Nissan Almera 2.2 DI Elegance 5p
Nissan Almera 2.2 DI Elegance 5p

En detrimento de esta significativa mejoría mecánica, el consumo ha aumentado y la sonoridad, que ya era excesiva en el primer Almera, se ha disparado. El nuevo modelo consume una media de 7,5 litros, por los 7,2 marcados por su predecesor, según las mediciones de nuestro equipo de prueba, lo que ha hecho disminuir su autonomía media. De todos modos, estas cifras se mantienen en límites aceptables si se tiene en cuenta la capacidad del motor y las pretensiones del modelo de Nissan, con un carácter más "viajero" que urbano. Precisamente, ahora con la menor utilización del cambio en carretera, a velocidades medias no muy excesivas, el gasto de combustible es susceptible de ser mejorado.
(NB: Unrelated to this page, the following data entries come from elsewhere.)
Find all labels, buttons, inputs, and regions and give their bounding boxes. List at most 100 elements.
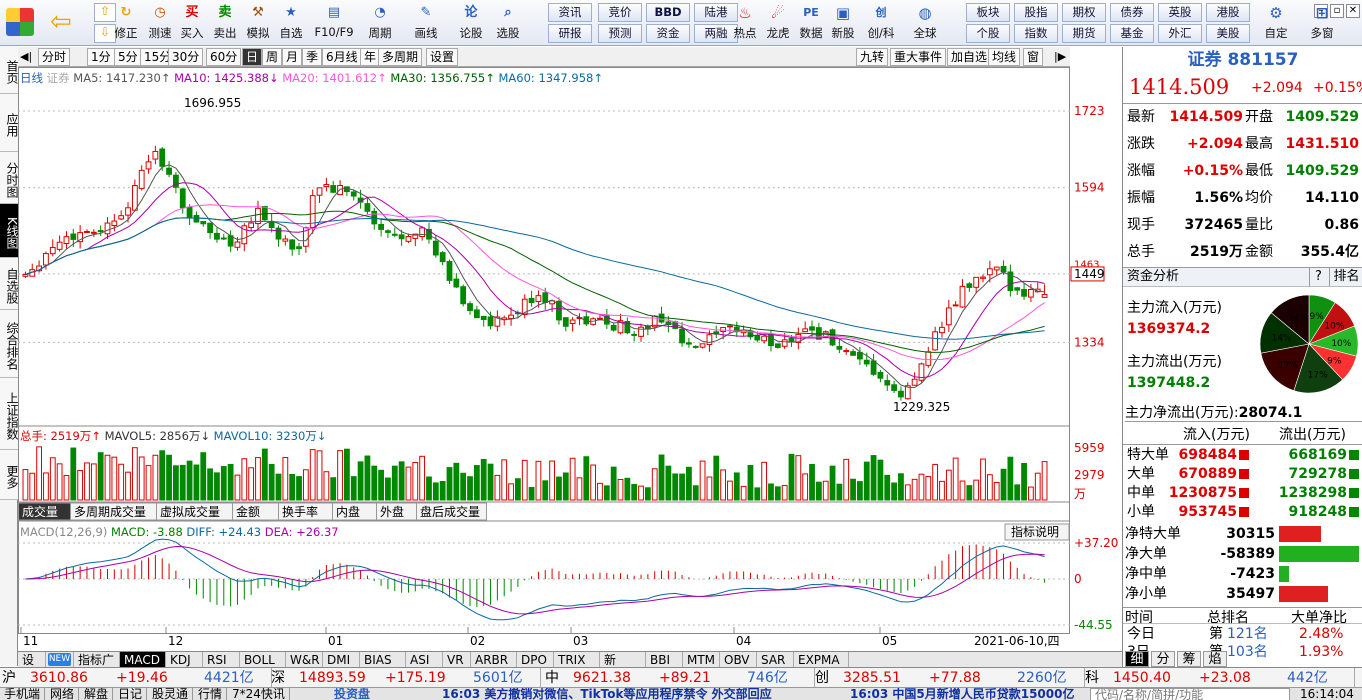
indicator-tab-MACD[interactable]: MACD [120, 652, 166, 668]
left-nav-K线图[interactable]: K线图 [0, 204, 19, 258]
toolbar-grid-预测[interactable]: 预测 [598, 24, 642, 43]
toolbar-market-债券[interactable]: 债券 [1110, 3, 1154, 22]
status-item-网络[interactable]: 网络 [50, 688, 80, 700]
toolbar-market-基金[interactable]: 基金 [1110, 24, 1154, 43]
indicator-tab-EXPMA[interactable]: EXPMA [794, 652, 849, 668]
toolbar-market-期权[interactable]: 期权 [1062, 3, 1106, 22]
toolbar-grid-竞价[interactable]: 竞价 [598, 3, 642, 22]
toolbar-globe-button[interactable]: ◍ 全球 [906, 2, 944, 44]
status-item-解盘[interactable]: 解盘 [84, 688, 114, 700]
quote-tab-焰[interactable]: 焰 [1203, 651, 1227, 667]
indicator-tab-NEW[interactable]: NEW [46, 652, 74, 668]
toolbar-star-button[interactable]: ★ 自选 [271, 2, 311, 44]
indicator-tab-DPO[interactable]: DPO [517, 652, 554, 668]
chart-tool-九转[interactable]: 九转 [856, 48, 889, 66]
toolbar-custom-button[interactable]: ⚙ 自定 [1256, 2, 1296, 44]
period-tab-年[interactable]: 年 [360, 48, 381, 66]
ticker-item[interactable]: 深 14893.59 +175.19 5601亿 [271, 668, 541, 688]
toolbar-market-美股[interactable]: 美股 [1206, 24, 1250, 43]
period-tab-多周期[interactable]: 多周期 [378, 48, 423, 66]
ticker-item[interactable]: 创 3285.51 +77.88 2260亿 [815, 668, 1085, 688]
toolbar-grid-BBD[interactable]: BBD [646, 3, 690, 22]
quote-tab-细[interactable]: 细 [1125, 651, 1149, 667]
toolbar-market-英股[interactable]: 英股 [1158, 3, 1202, 22]
indicator-tab-ARBR[interactable]: ARBR [471, 652, 517, 668]
toolbar-grid-研报[interactable]: 研报 [548, 24, 592, 43]
period-tab-月[interactable]: 月 [282, 48, 303, 66]
volume-tab-盘后成交量[interactable]: 盘后成交量 [416, 502, 487, 521]
right-arrow-icon[interactable]: |▶ [1054, 50, 1066, 63]
indicator-tab-RSI[interactable]: RSI [203, 652, 240, 668]
period-tab-1分[interactable]: 1分 [87, 48, 115, 66]
toolbar-f10-button[interactable]: ▤ F10/F9 [314, 2, 354, 44]
help-icon[interactable]: ? [1309, 268, 1327, 286]
period-tab-设置[interactable]: 设置 [426, 48, 459, 66]
period-tab-周[interactable]: 周 [262, 48, 283, 66]
indicator-tab-ASI[interactable]: ASI [406, 652, 443, 668]
toolbar-market-期货[interactable]: 期货 [1062, 24, 1106, 43]
status-item-7*24快讯[interactable]: 7*24快讯 [232, 688, 290, 700]
indicator-tab-BBI[interactable]: BBI [646, 652, 683, 668]
indicator-tab-BOLL[interactable]: BOLL [240, 652, 286, 668]
rank-button[interactable]: 排名 [1329, 268, 1362, 286]
close-icon[interactable]: ✕ [1346, 4, 1360, 18]
chart-tool-加自选[interactable]: 加自选 [947, 48, 992, 66]
period-tab-60分[interactable]: 60分 [206, 48, 242, 66]
volume-tab-金额[interactable]: 金额 [232, 502, 279, 521]
volume-tab-内盘[interactable]: 内盘 [332, 502, 377, 521]
period-tab-30分[interactable]: 30分 [168, 48, 204, 66]
indicator-tab-SAR[interactable]: SAR [757, 652, 794, 668]
volume-tab-外盘[interactable]: 外盘 [376, 502, 417, 521]
left-nav-上证指数[interactable]: 上证指数 [0, 378, 19, 450]
toolbar-chuangke-button[interactable]: 创创/科 [862, 2, 900, 44]
toolbar-grid-资讯[interactable]: 资讯 [548, 3, 592, 22]
volume-tab-虚拟成交量[interactable]: 虚拟成交量 [156, 502, 233, 521]
status-item-手机端[interactable]: 手机端 [4, 688, 46, 700]
indicator-tab-KDJ[interactable]: KDJ [166, 652, 203, 668]
indicator-tab-VR[interactable]: VR [443, 652, 471, 668]
left-nav-应用[interactable]: 应用 [0, 94, 19, 152]
chart-tool-均线[interactable]: 均线 [988, 48, 1021, 66]
toolbar-magnifier-button[interactable]: ⌕ 选股 [488, 2, 528, 44]
toolbar-grid-资金[interactable]: 资金 [646, 24, 690, 43]
toolbar-market-股指[interactable]: 股指 [1014, 3, 1058, 22]
toolbar-period-button[interactable]: ◔ 周期 [360, 2, 400, 44]
toolbar-market-个股[interactable]: 个股 [966, 24, 1010, 43]
toolbar-market-指数[interactable]: 指数 [1014, 24, 1058, 43]
indicator-tab-BIAS[interactable]: BIAS [360, 652, 406, 668]
kline-chart[interactable]: 17231594144913341463日线 证券 MA5: 1417.230↑… [18, 67, 1122, 651]
status-item-日记[interactable]: 日记 [118, 688, 148, 700]
period-tab-分时[interactable]: 分时 [38, 48, 71, 66]
indicator-tab-设置[interactable]: 设置 [18, 652, 46, 683]
toolbar-discuss-button[interactable]: 论论股 [451, 2, 491, 44]
macd-help-button[interactable]: 指标说明 [1004, 523, 1070, 541]
chart-tool-窗[interactable]: 窗 [1023, 48, 1044, 66]
left-nav-自选股[interactable]: 自选股 [0, 258, 19, 310]
period-tab-5分[interactable]: 5分 [114, 48, 142, 66]
status-item-股灵通[interactable]: 股灵通 [152, 688, 194, 700]
left-arrow-icon[interactable]: ◀| [20, 50, 32, 63]
indicator-tab-指标广场[interactable]: 指标广场 [74, 652, 120, 683]
indicator-tab-新DMA[interactable]: 新DMA [600, 652, 646, 683]
toolbar-multiwindow-button[interactable]: ⊞ 多窗 [1302, 2, 1342, 44]
left-nav-综合排名[interactable]: 综合排名 [0, 310, 19, 378]
quote-tab-分[interactable]: 分 [1151, 651, 1175, 667]
indicator-tab-TRIX[interactable]: TRIX [554, 652, 600, 668]
search-input[interactable]: 代码/名称/简拼/功能 [1090, 688, 1290, 700]
period-tab-6月线[interactable]: 6月线 [322, 48, 362, 66]
toolbar-market-板块[interactable]: 板块 [966, 3, 1010, 22]
toolbar-market-港股[interactable]: 港股 [1206, 3, 1250, 22]
left-nav-分时图[interactable]: 分时图 [0, 152, 19, 204]
period-tab-季[interactable]: 季 [302, 48, 323, 66]
toolbar-market-外汇[interactable]: 外汇 [1158, 24, 1202, 43]
indicator-tab-DMI[interactable]: DMI [323, 652, 360, 668]
toolbar-pencil-button[interactable]: ✎ 画线 [406, 2, 446, 44]
indicator-tab-MTM[interactable]: MTM [683, 652, 720, 668]
left-nav-更多[interactable]: 更多 [0, 450, 19, 500]
ticker-item[interactable]: 中 9621.38 +89.21 746亿 [545, 668, 815, 688]
indicator-tab-W&R[interactable]: W&R [286, 652, 323, 668]
volume-tab-成交量[interactable]: 成交量 [18, 502, 71, 521]
news-ticker-1[interactable]: 16:03 美方撤销对微信、TikTok等应用程序禁令 外交部回应 [442, 688, 772, 700]
toolbar-newstock-button[interactable]: ▣ 新股 [824, 2, 862, 44]
volume-tab-换手率[interactable]: 换手率 [278, 502, 333, 521]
Donde ya no hay vuelta de hoja es en el apartado sonoro. Con el motor a ralentí, y hasta el corte de inyección, el motor de 2.2 litros hace excesivo ruido, hecho más contrastante si se compara con cualquier otro Diesel. A 120 km/h, el interior del vehículo alcanza 71,8 decibelios medidos, y a 140 km/h, 74,6.

Las modificaciones operadas en transmisión y propulsor cumplen las pretensiones buscadas. Tan sólo el tacto de la caja de cambios no está acorde con la categoría del conjunto volante/motor, revelándose un tanto impreciso con una cuarta marcha que en ocasiones no entra, y con una quinta bastante alejada que provoca que el cuero que recubre la palanca roce contra el metal, desprendiendo un chasquido molesto.

La introducción de una nueva mecánica ha completado lo que apuntaba la anterior generación del Almera turbodiésel: un coche redondo para el mercado de los compactos movidos por gasóleo. Nissan ha reparado en las quejas de la prensa del sector y ha terminado por realizar una serie de modificaciones técnicas en la mecánica del Almera 2.2 DI. La reducción del grupo final, con el consiguiente acortamiento del desarrollo de las marchas, y una utilización más amplia del par motor, que se equipara al del resto de mecánicas de su segmento, han permitido al vehículo japonés situarse en disposición de asaltar el cetro de este reducido pero competido mercado. No obstante, su fuerte no está en el motor, sino en la conjunción coherente de todos los apartados que hacen atractivo a un coche: diseño, habitabilidad, comportamiento, prestaciones y equipamiento. La corrección del apartado mecánico, en su anterior generación penalizado por un desarrollo de marchas excesivamente largo (39,9 km/h en cuarta y 51,2, en quinta), ha venido dada por la obligación, más que por la necesidad, de aprovechar mejor la enorme capacidad de este propulsor y tratar de situarlo a la altura del resto de virtudes del Almera.

Los desarrollos más cortos y la nueva curva del par motor han proporcionado una arrancada acorde a su categoría y unas recuperaciones muy mejoradas. Así, si con el anterior grupo final se obtenían cifras de 80 a 120 km/h en cuarta y quinta de 10,12 y 17,42 segundos, respectivamente, los nuevos datos son manifiestamente inferiores: 9,43 y 13,67 segundos. Traducido al lenguaje práctico, el nuevo Almera 2.2 DI, sin ser de los mejores del segmento, se permite el lujo de adelantar en circunstancias adversas sin recurrir al cambio con tanta frecuencia.

A bajos regímenes, también se nota una mejor utilización de los 110 CV potenciales (124 reales en el banco de potencia) y, aunque su respuesta en primera y segunda es bastante brusca, por otra parte similar al resto de rivales, se aprecia una diferencia abismal en arrancada respecto a la anterior generación.